Il s’interrompit quand ils entrèrent dans les appartements de la prêtresse. Le sauvageon se trouvait à l’intérieur, assis à sa table, en train de tartiner de beurre avec son poignard un morceau déchiqueté de pain bis chaud. Il avait endossé son armure d’ossements, eut-elle la satisfaction de constater. Le crâne brisé du géant qui lui servait de heaume reposait sur le siège près de la fenêtre derrière lui.
Jon Snow se crispa. « Vous.
— Lord Snow. » Le sauvageon leur grimaça un sourire avec une bouche pleine de dents brunes et cassées. Le rubis à son poignet rutilait à la lumière du matin comme une obscure étoile rouge.
« Que faites-vous ici ?
— Je déjeune. Si vous en voulez, ne vous gênez pas.
— Je ne romprai pas le pain avec vous.
— Tant pis pour vous. La miche est encore chaude. Voilà au moins une chose que sait faire Hobb. » Le sauvageon déchira une bouchée. « Je pourrais tout aussi facilement vous rendre visite, messire. Ces gardes à votre porte sont une piètre amusette. Un homme qui a cinquante fois gravi le Mur peut fort aisément grimper à une fenêtre. Mais à quoi bon vous tuer ? Les corbacs choisiraient quelqu’un de pire, et voilà tout. » Il mastiqua, avala. « J’ai entendu, pour vos patrouilleurs. Vous auriez dû m’envoyer avec eux.
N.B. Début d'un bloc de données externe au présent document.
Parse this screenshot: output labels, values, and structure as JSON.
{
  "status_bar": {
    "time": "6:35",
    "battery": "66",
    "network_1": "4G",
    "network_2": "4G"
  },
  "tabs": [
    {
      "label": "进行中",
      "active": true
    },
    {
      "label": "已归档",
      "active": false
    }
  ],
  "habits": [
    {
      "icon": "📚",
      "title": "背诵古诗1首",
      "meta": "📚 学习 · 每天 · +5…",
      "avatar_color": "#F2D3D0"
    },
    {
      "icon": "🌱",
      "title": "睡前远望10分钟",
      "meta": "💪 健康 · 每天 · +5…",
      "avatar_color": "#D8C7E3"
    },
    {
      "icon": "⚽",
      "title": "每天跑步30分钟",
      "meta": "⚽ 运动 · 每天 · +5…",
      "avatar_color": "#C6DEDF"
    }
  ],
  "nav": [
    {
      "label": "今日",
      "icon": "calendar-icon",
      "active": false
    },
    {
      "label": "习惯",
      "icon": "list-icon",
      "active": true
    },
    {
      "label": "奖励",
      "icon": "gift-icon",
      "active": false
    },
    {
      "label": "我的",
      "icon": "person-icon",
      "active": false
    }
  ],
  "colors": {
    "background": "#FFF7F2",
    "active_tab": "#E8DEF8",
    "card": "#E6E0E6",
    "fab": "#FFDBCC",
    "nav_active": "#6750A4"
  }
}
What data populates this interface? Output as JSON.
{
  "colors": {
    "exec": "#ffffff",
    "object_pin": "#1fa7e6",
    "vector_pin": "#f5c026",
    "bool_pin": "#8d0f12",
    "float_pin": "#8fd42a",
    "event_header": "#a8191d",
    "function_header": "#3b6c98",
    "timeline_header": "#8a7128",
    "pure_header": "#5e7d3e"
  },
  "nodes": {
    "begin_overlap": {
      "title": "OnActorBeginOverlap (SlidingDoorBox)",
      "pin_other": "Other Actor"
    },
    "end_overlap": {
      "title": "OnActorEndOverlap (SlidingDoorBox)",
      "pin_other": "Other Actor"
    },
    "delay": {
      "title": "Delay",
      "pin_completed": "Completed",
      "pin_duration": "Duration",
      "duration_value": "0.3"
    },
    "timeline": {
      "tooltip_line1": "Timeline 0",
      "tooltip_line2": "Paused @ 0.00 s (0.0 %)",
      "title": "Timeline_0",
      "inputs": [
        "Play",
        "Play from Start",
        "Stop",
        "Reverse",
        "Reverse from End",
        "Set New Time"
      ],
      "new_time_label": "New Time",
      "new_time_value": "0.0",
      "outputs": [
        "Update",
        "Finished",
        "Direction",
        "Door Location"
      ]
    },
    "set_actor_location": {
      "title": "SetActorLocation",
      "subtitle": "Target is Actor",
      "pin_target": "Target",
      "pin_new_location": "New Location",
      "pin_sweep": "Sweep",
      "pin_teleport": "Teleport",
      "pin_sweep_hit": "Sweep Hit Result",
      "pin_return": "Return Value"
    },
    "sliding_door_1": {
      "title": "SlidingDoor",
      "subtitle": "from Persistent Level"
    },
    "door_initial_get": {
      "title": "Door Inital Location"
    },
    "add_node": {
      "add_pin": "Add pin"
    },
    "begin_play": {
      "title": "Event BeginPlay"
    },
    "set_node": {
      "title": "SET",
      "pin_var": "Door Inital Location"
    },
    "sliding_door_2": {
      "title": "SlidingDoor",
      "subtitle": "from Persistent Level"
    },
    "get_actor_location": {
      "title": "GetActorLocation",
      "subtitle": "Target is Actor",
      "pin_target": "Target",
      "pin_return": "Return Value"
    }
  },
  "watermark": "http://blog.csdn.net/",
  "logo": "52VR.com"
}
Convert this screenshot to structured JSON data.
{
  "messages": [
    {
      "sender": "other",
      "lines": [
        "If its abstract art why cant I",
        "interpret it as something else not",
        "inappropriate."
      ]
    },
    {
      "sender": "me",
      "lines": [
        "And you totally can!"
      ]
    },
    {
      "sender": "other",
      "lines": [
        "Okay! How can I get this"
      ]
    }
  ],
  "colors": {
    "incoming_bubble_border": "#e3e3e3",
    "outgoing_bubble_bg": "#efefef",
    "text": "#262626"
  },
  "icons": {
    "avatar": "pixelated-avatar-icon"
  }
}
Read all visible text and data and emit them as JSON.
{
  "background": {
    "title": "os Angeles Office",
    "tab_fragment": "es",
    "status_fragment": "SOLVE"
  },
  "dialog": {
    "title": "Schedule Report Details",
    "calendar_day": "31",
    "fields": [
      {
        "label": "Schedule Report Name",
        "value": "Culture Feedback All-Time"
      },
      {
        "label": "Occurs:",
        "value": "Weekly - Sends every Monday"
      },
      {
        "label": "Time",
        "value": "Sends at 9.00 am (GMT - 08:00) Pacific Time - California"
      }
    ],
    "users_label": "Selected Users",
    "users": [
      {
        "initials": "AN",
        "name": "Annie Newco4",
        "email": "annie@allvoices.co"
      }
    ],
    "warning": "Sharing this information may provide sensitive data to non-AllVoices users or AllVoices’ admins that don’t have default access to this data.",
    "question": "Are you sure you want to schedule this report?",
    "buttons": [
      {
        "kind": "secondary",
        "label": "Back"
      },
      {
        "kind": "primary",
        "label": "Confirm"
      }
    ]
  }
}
— Pour que vous puissiez les livrer au Chassieux ?
— S’agit-il de trahisons ? Comment s’appelait donc votre sauvageonne d’épouse, Snow ? Ygrid, non ? » Il se tourna vers Mélisandre. « J’aurai besoin de chevaux. Une demi-douzaine, et des bons. Et je pourrai rien accomplir tout seul. Certaines des piqueuses claquemurées à La Mole devraient faire l’affaire. Des femmes conviendront mieux à la besogne. Il y a plus de chances que la fille leur fasse confiance, et elles m’aideront à exécuter certaine manigance que j’ai en tête.